Amazônia Setentrional, 2050.
Um grupo de jovens estudantes observa uma savana de milhares de quilômetros. Em menos de 50 anos, quase 40% do que antes era Amazônia viraram cerrado. Chove 20% menos na região. Na seca, mesmo os caudalosos rios amazônicos param de correr em muitos locais. A população vive na pobreza.
Os jovens olham desolados o fracasso das gerações de seus pais e avós, cuja fantasia amazônica produziu essa vasta extensão de pó e pobreza. Ficção de terror científico? Não previsão científica. Pode acontecer, se a degradação da floresta continuar como hoje e se o Brasil e o mundo não começarem a agir já, para conter a mudança climática global.
Essa previsão, reafirmada pelo estudo apresentado em Nairóbi, foi feita pela primeira vez pelo cientista brasileiro Carlos Nobre, do Instituto Nacional de Pesquisas Espaciais, INPE, em 1991. No artigo publicado em inglês, falava em “savanization”, “savanização” da Amazônia.
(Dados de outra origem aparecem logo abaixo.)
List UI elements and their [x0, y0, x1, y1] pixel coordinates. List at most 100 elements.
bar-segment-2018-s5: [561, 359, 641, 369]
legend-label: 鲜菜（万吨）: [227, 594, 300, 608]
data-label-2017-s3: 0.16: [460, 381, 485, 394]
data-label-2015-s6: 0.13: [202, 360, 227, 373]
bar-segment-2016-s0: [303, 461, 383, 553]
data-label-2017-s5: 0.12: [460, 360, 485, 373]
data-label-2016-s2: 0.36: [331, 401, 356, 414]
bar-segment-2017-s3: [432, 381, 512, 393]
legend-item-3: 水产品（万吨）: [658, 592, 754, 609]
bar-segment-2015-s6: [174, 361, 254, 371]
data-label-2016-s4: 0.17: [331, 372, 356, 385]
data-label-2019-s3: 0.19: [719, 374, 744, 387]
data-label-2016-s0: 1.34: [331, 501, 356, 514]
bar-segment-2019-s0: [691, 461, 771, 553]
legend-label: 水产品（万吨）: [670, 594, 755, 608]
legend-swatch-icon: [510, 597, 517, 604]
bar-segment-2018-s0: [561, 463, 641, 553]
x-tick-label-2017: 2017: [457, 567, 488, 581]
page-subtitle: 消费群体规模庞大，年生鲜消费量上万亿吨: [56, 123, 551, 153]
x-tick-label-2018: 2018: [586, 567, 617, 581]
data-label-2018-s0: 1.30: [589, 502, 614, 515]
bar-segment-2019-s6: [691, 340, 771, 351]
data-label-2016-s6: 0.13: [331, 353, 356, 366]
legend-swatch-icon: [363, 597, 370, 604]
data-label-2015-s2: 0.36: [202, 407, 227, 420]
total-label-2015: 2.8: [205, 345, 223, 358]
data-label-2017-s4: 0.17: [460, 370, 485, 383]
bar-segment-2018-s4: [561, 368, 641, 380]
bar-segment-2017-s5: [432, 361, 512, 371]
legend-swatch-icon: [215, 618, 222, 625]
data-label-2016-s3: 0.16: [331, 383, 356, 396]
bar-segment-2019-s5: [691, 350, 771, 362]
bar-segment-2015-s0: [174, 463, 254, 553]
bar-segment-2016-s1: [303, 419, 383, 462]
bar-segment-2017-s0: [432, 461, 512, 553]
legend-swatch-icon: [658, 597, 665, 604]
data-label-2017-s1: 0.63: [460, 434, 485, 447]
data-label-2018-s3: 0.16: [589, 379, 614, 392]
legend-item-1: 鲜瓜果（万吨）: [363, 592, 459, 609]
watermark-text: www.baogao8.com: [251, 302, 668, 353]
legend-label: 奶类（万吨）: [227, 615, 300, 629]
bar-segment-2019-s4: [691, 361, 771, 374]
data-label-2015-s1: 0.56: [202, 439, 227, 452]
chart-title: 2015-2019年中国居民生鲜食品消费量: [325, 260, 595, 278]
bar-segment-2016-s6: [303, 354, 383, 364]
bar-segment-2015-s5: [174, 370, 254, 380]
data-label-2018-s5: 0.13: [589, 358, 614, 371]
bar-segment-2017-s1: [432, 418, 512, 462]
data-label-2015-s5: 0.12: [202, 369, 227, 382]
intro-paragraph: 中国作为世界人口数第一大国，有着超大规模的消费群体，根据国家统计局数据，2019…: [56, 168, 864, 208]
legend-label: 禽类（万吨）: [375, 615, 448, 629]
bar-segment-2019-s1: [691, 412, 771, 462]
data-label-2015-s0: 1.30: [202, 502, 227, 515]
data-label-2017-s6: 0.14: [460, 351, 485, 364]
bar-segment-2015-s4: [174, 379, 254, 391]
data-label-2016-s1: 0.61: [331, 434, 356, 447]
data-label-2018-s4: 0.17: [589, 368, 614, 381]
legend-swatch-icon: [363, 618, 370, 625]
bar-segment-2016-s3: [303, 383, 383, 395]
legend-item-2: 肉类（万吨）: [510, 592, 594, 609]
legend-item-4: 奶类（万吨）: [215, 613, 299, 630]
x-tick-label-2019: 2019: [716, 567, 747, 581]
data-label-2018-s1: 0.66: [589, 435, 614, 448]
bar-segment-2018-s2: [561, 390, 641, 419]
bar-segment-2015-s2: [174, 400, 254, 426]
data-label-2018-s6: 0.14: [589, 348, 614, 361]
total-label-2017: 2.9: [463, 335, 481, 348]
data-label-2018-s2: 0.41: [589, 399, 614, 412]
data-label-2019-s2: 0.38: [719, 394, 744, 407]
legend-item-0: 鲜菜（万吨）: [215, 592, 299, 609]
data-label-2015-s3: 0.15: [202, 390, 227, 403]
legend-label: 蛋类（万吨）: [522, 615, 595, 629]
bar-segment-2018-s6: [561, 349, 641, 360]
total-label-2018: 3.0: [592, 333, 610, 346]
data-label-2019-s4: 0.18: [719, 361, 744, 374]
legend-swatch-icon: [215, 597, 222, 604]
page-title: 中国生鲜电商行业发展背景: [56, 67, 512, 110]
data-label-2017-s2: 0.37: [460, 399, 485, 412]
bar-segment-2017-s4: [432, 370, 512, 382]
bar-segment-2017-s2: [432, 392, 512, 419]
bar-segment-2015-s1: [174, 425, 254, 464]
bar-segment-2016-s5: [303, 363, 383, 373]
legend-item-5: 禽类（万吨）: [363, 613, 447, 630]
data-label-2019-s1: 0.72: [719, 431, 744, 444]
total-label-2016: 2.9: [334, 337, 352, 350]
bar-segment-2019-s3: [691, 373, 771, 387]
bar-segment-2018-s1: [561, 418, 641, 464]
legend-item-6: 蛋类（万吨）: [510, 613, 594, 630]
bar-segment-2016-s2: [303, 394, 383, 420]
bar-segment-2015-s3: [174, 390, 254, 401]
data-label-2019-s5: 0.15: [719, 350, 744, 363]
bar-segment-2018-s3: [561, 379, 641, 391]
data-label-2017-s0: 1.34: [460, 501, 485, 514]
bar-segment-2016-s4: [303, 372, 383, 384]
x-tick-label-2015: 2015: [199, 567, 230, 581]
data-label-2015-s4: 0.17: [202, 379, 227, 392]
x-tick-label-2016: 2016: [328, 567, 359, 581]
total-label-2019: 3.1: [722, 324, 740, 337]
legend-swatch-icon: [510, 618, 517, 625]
Isto é, a transformação de áreas da floresta tropical em cerrado, porém sem a riqueza do cerrado brasileiro, também em acelerado processo de extinção.
Se quisermos evitar isso, precisamos parar de tolerar o que acontece na Amazônia hoje. Temos que trabalhar para zerar o desmatamento e “descarbonizar” a indústria, a geração de energia e os transportes mundiais, para reduzir significativamente a emissão dos gases estufa. E será preciso plantar novas matas. Elas, principalmente na fase de crescimento, “respiram” grandes quantidades de gás carbônico, aumentando o “seqüestro de carbono”, ajudando a acelerar queda das emissões e evitar a tragédia climática.
A Amazônia é mais que esgotável. Já está criticamente ameaçada. É nosso interesse e da humanidade que seja salva. Hoje é um patrimônio que dilapidamos, para enriquecer uns poucos, ameaçando empobrecer a maioria e anular o potencial do Brasil no futuro.
Escrito originalmente para o catálogo da SFW, novembro de 2006.